Patients receive 17-dimethylaminoethylamino-17-demethoxygeldanamycin (17-DMAG) IV over 1-2 hour on days 1 and 4 or days 2 and 5 weekly for 4 weeks. Treatment repeats every 4 weeks in the absence of disease progression or unacceptable toxicity.
Cohorts of 1-6 patients receive escalating doses of 17-DMAG until the maximum tolerated dose (MTD) is determined. The MTD is defined as the dose preceding that at which 2 of up to 6 patients experience dose-limiting toxicity. Once the MTD is determined, 10 additional patients are treated at the MTD.
Trial Contact Information
Trial Lead Organizations
NCI - Center for Cancer Research
|Official Title||A Phase I Study Of 17-Dimethylaminoethylamino-17-demethoxygeldanamycin (17DMAG) With Evaluation Of Hsp90 Client Proteins In Subjects With Solid Tumors And Lymphomas|
|Trial Start Date||2004-06-24|
|Trial Completion Date||2010-03-24|
|Registered in ClinicalTrials.gov||NCT00088868|
|Date Submitted to PDQ||2004-06-16|
|Information Last Verified||2007-05-13|
Note: The purpose of most clinical trials listed in this database is to test new cancer treatments, or new methods of diagnosing, screening, or preventing cancer.
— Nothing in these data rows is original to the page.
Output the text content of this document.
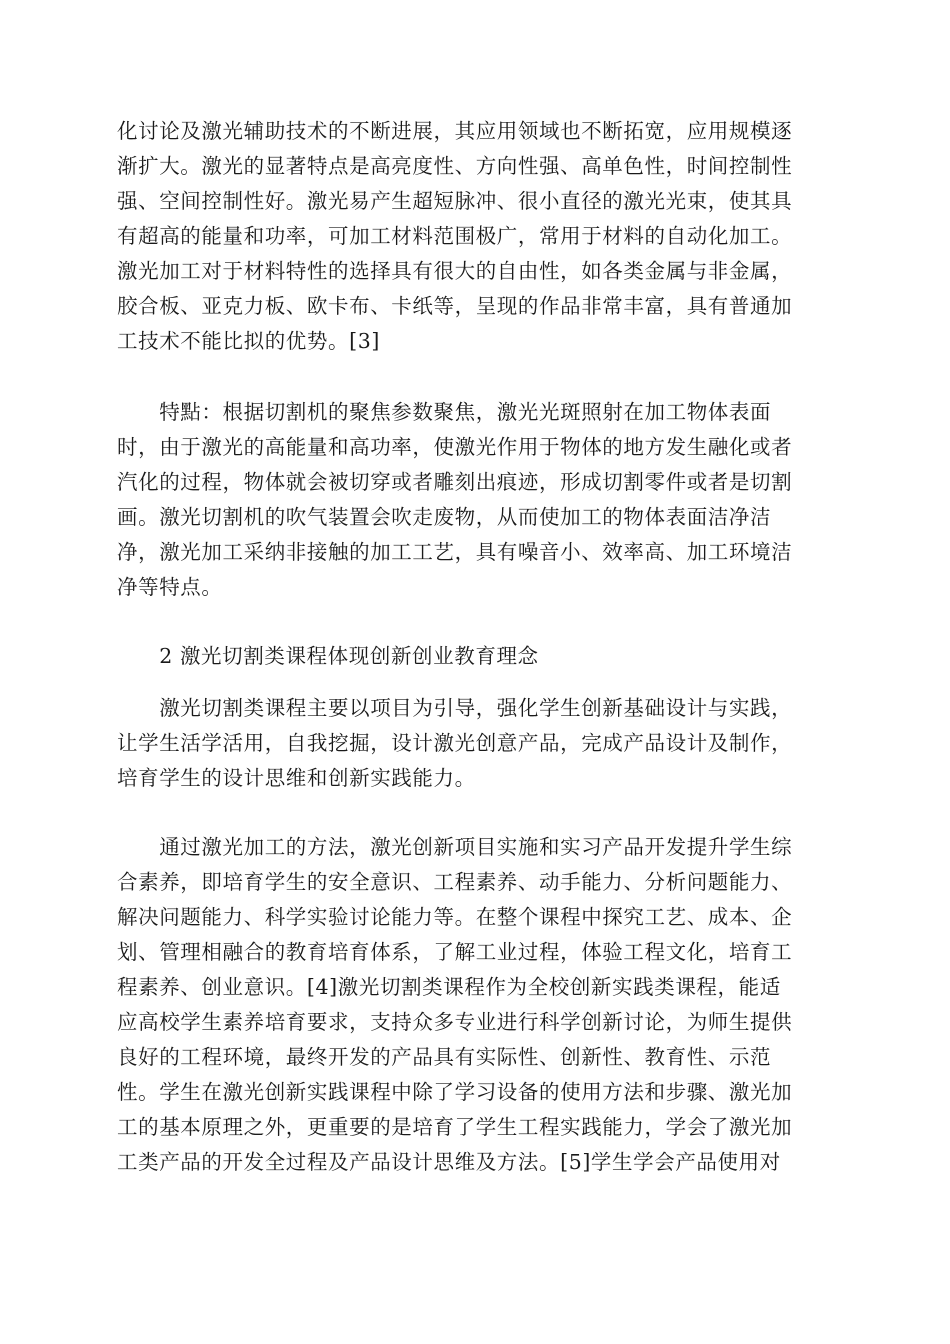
化讨论及激光辅助技术的不断进展，其应用领域也不断拓宽，应用规模逐
渐扩大。激光的显著特点是高亮度性、方向性强、高单色性，时间控制性
强、空间控制性好。激光易产生超短脉冲、很小直径的激光光束，使其具
有超高的能量和功率，可加工材料范围极广，常用于材料的自动化加工。
激光加工对于材料特性的选择具有很大的自由性，如各类金属与非金属，
胶合板、亚克力板、欧卡布、卡纸等，呈现的作品非常丰富，具有普通加
工技术不能比拟的优势。[3]
　　特點：根据切割机的聚焦参数聚焦，激光光斑照射在加工物体表面
时，由于激光的高能量和高功率，使激光作用于物体的地方发生融化或者
汽化的过程，物体就会被切穿或者雕刻出痕迹，形成切割零件或者是切割
画。激光切割机的吹气装置会吹走废物，从而使加工的物体表面洁净洁
净，激光加工采纳非接触的加工工艺，具有噪音小、效率高、加工环境洁
净等特点。
　　2 激光切割类课程体现创新创业教育理念
　　激光切割类课程主要以项目为引导，强化学生创新基础设计与实践，
让学生活学活用，自我挖掘，设计激光创意产品，完成产品设计及制作，
培育学生的设计思维和创新实践能力。
　　通过激光加工的方法，激光创新项目实施和实习产品开发提升学生综
合素养，即培育学生的安全意识、工程素养、动手能力、分析问题能力、
解决问题能力、科学实验讨论能力等。在整个课程中探究工艺、成本、企
划、管理相融合的教育培育体系，了解工业过程，体验工程文化，培育工
程素养、创业意识。[4]激光切割类课程作为全校创新实践类课程，能适
应高校学生素养培育要求，支持众多专业进行科学创新讨论，为师生提供
良好的工程环境，最终开发的产品具有实际性、创新性、教育性、示范
性。学生在激光创新实践课程中除了学习设备的使用方法和步骤、激光加
工的基本原理之外，更重要的是培育了学生工程实践能力，学会了激光加
工类产品的开发全过程及产品设计思维及方法。[5]学生学会产品使用对
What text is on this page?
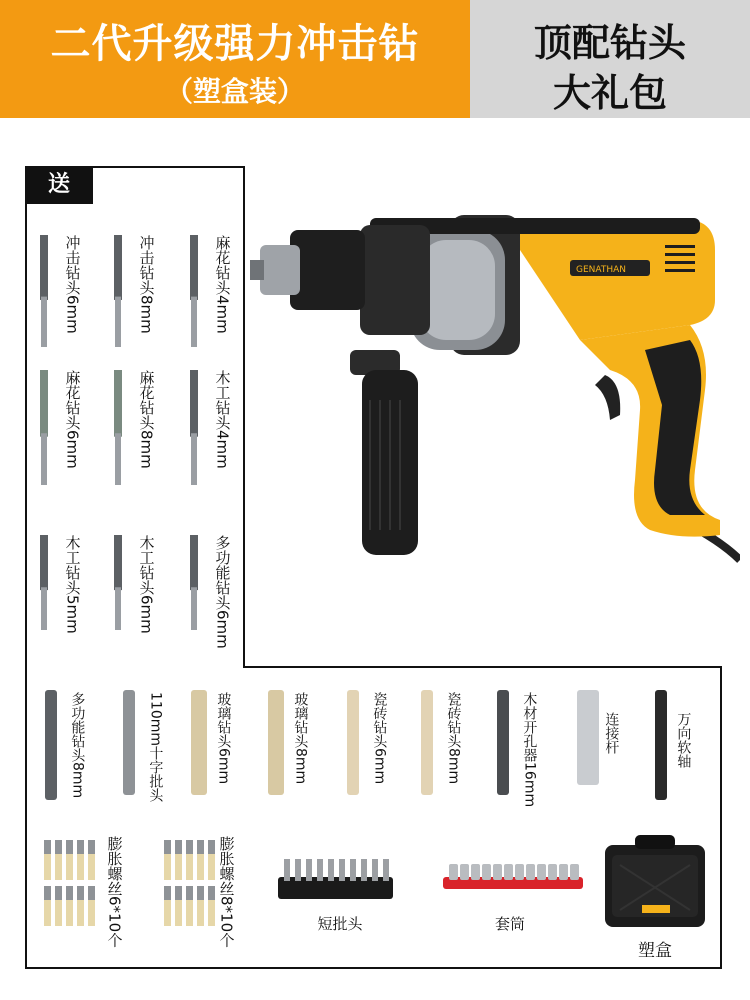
二代升级强力冲击钻
（塑盒装）
顶配钻头
大礼包
送
GENATHAN
冲击钻头6mm	冲击钻头8mm	麻花钻头4mm
麻花钻头6mm	麻花钻头8mm	木工钻头4mm
木工钻头5mm	木工钻头6mm	多功能钻头6mm
多功能钻头8mm	110mm十字批头	玻璃钻头6mm	玻璃钻头8mm	瓷砖钻头6mm	瓷砖钻头8mm	木材开孔器16mm	连接杆	万向软轴
膨胀螺丝6*10个	膨胀螺丝8*10个	短批头	套筒
塑盒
Because all potentially harmful side effects are not known before a trial is conducted, dose and schedule modifications may be required for participants if they develop side effects from the treatment or test. The therapy or test described in this clinical trial is intended for use by clinical oncologists in carefully structured settings, and may not prove to be more effective than standard treatment. A responsible investigator associated with this clinical trial should be consulted before using this protocol.